На этом диване и сидел Орфей Успехов, когда часы на тумбочке — тумбочки в гостиной не было, часы лежали прямо на паркете, потому что Орфей не успел купить тумбочку, а может, и не хотел, — показали семь утра. Он сидел в позе, которую его покойный дед назвал бы «поджав ноги», но дед умер, когда Орфею было десять, и дед был простым инженером на заводе имени Лихачева, он чинил станки и по воскресеньям пил водку с коллегами и пел песни про Волгу. Дед называл Орфея «соловьем» еще до того, как эта кличка перешла в бизнес-среду. «Соловей ты мой», — говорил дед, когда маленький Орфей садился за пианино, которое стояло в коммунальной квартире на Пресне, и начинал подбирать мелодии по слуху. Дед не знал, что пройдет двадцать лет и его внук станет владельцем трех компаний, а кличка «Соловей» будет означать не пение, а способность красиво убеждать оптовых покупателей повышать закупочные цены.

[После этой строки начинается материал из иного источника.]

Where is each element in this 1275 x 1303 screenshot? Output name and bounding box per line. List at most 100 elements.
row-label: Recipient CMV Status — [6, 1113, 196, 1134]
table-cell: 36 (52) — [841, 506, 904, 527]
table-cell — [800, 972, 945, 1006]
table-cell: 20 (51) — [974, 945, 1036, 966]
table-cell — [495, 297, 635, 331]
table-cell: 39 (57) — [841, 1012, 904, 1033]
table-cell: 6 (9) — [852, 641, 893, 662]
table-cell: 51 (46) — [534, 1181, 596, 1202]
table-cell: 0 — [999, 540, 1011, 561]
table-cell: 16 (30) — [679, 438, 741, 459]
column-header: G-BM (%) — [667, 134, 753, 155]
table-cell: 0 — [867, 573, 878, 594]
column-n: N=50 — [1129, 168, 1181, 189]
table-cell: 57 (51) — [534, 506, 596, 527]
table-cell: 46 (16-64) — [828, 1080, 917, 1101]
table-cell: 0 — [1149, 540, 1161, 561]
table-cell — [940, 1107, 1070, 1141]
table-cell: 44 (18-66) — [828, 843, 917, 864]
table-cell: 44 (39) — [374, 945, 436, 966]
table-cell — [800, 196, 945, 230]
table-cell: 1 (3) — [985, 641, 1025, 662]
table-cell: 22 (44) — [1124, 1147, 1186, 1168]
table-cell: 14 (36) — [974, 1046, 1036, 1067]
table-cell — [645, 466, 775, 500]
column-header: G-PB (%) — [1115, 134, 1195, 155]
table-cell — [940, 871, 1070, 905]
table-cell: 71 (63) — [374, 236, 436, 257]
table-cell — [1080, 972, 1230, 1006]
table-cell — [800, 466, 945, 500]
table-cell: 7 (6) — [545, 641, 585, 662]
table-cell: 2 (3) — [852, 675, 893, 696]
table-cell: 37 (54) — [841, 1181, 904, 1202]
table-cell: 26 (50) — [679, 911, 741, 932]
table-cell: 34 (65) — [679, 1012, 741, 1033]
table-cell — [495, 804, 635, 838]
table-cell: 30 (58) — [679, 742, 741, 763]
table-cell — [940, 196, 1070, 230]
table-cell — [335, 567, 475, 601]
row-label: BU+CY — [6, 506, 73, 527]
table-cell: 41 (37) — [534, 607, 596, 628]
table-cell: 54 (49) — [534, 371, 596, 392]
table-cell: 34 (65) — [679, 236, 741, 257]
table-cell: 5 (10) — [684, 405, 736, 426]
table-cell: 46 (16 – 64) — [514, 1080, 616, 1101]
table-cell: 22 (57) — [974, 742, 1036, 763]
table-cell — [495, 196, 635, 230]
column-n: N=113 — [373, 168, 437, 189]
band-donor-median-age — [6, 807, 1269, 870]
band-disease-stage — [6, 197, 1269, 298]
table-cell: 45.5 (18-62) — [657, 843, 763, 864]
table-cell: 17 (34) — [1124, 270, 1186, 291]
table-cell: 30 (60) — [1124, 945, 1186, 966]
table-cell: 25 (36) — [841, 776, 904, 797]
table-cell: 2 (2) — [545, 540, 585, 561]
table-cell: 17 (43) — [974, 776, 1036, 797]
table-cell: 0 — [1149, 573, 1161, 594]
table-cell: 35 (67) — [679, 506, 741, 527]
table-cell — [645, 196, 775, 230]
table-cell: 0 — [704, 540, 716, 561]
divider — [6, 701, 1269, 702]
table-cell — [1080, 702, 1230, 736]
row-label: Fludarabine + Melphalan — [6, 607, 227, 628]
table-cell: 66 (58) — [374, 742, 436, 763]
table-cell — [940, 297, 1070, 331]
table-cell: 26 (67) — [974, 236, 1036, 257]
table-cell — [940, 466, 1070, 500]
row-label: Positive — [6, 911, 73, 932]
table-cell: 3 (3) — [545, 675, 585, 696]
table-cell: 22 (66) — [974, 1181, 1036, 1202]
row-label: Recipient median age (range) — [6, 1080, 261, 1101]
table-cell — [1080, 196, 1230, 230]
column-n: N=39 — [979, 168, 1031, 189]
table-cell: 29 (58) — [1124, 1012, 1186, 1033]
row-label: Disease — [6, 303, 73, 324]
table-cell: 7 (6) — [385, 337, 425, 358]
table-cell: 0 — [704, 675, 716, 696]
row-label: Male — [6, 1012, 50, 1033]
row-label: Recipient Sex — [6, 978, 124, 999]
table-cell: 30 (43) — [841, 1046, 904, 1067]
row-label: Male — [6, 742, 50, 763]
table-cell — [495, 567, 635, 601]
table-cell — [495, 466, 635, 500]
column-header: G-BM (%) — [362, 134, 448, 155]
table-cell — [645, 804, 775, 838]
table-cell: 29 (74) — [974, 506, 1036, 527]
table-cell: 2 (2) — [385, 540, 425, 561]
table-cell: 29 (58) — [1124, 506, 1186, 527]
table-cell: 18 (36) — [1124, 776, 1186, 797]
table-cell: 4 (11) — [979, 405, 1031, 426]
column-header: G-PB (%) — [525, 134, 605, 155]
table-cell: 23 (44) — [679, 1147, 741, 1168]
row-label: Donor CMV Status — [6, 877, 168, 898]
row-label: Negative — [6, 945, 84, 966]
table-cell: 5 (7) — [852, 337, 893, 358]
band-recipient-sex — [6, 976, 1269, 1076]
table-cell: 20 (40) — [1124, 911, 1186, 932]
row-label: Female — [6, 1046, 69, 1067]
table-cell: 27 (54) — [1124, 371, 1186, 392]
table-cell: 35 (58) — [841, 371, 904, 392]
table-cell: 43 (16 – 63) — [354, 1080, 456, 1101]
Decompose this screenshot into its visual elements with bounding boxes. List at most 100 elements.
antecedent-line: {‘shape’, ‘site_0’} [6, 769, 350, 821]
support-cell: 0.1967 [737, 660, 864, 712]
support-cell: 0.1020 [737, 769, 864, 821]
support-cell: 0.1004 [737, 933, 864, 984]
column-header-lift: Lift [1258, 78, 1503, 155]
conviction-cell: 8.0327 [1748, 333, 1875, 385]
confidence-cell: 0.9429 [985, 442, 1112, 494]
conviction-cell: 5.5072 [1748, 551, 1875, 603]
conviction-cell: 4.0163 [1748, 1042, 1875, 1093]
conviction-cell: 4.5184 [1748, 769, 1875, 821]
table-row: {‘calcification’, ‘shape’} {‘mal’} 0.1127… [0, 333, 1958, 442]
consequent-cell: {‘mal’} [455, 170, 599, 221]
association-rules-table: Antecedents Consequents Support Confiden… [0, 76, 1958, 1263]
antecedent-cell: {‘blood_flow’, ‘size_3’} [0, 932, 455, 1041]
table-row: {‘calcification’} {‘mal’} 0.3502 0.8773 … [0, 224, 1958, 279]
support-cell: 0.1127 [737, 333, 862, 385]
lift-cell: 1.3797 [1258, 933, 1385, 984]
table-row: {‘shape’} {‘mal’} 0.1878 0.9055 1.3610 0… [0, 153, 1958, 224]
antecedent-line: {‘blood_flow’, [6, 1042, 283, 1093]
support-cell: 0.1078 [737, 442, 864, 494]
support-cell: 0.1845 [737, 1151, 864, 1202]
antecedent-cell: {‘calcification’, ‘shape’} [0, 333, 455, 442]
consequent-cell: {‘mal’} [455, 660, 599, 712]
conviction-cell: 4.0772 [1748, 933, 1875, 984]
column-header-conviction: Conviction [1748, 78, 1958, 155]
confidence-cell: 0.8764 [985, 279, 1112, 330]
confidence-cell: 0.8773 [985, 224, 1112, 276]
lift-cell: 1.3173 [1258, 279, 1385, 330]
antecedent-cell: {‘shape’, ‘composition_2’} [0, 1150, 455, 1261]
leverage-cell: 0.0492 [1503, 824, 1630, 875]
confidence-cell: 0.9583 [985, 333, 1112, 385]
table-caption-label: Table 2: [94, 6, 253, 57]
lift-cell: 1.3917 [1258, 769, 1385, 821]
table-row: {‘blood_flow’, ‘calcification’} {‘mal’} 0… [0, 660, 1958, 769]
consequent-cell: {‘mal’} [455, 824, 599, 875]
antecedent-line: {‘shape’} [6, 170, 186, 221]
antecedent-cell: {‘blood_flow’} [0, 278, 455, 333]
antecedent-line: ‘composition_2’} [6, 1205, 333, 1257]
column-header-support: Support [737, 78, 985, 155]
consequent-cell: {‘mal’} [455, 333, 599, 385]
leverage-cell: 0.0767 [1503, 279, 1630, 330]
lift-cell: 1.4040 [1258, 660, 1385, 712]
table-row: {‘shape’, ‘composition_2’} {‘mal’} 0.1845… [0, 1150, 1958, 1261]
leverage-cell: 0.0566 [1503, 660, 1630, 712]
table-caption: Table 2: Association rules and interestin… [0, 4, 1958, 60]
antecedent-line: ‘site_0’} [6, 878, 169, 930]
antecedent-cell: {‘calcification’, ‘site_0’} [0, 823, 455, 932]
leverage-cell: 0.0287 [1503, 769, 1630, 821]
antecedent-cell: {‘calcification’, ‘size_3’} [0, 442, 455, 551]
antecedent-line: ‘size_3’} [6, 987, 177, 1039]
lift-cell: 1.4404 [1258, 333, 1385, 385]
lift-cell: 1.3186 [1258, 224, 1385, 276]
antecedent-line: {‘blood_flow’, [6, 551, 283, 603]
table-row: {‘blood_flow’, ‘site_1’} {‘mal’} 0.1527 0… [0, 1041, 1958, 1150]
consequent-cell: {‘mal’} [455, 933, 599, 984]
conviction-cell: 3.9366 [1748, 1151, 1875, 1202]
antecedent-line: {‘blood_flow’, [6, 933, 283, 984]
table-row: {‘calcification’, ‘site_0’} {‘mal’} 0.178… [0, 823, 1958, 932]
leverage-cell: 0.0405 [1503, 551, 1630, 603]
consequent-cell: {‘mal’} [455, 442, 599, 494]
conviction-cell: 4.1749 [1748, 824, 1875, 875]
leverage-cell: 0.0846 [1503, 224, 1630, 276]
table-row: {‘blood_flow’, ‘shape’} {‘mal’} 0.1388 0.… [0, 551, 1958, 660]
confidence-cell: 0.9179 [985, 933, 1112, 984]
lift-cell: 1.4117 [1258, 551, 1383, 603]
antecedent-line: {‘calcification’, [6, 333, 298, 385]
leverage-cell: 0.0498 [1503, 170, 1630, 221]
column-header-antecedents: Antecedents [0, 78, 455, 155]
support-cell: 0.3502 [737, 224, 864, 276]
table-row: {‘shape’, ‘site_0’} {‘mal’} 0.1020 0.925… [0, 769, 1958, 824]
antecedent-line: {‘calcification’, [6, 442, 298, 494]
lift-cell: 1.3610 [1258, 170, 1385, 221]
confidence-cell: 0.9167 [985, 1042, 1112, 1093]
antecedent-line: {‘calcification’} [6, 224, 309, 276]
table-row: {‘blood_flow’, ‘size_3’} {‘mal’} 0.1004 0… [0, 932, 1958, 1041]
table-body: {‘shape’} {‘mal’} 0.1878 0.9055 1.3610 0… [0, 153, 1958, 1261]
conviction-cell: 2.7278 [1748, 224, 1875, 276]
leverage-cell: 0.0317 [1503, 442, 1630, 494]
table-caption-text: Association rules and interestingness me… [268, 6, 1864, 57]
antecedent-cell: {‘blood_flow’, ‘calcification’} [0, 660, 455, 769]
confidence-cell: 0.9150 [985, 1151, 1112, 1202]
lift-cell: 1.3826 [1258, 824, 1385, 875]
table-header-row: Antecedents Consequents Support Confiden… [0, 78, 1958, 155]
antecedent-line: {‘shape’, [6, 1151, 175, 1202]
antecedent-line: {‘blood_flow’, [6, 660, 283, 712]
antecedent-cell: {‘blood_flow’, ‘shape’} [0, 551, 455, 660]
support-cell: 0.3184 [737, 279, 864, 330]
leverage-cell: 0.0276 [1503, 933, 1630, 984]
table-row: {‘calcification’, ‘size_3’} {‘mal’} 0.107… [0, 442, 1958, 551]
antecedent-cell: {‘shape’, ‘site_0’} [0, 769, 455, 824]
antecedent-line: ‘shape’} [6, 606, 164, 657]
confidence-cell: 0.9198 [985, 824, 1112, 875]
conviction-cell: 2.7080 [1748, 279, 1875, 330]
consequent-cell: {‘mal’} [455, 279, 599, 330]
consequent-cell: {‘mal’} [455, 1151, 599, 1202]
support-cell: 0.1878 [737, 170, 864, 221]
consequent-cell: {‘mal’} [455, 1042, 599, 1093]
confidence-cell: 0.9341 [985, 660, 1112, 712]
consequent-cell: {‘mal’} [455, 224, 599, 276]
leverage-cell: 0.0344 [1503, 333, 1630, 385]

Орфей сидел на итальянском диване из анатомической кожи, и в голове его не было мыслей. Там была пустота. Такой пустоты он не помнил с детства, потому что в детстве голова всегда была занята гаммами, упражнениями, сонатами, потом в юности — кредитами, бизнес-планами, сметами, договорами, логистикой, кадрами, налогами, оптимизацией, реструктуризацией, переговорами, и всегда в голове что-то вертелось, жужжало, стучало, как в цеху, где работал дед. А теперь не стучало. Тишина в голове была даже плотнее, чем тишина за стеклопакетами. И Орфей испугался этой тишины больше, чем когда-то боялся банкротства в двадцать три года, когда его первая компания по продаже китайских телефонов чуть не лопнула из-за того, что поставщик прислал партию бракованных аккумуляторов, и они взрывались в карманах у клиентов, и три клиента подали в суд, и адвокат сказал, что дело проигрышное, и Орфей не спал три ночи, считая убытки и прикидывая, сколько лет ему придется выплачивать компенсации, если он не найдет выход. Тогда он нашел выход: он сам полетел в Гуанчжоу, сидел в офисе поставщика три дня, пил с ними зеленый чай и убеждал, что они должны заменить всю партию за свой счет, иначе он опубликует результаты независимой экспертизы в китайских деловых СМИ, и их репутация рухнет. Поставщик испугался и заменил. Тогда Орфей понял, что главное в бизнесе — не страх, а умение делать страшно другим. И с тех пор он шел по этому пути: находил точки страха партнеров, жал на них, как на клавиши, и извлекал из этого прибыль. Как из рояля извлекают звуки, если правильно нажать.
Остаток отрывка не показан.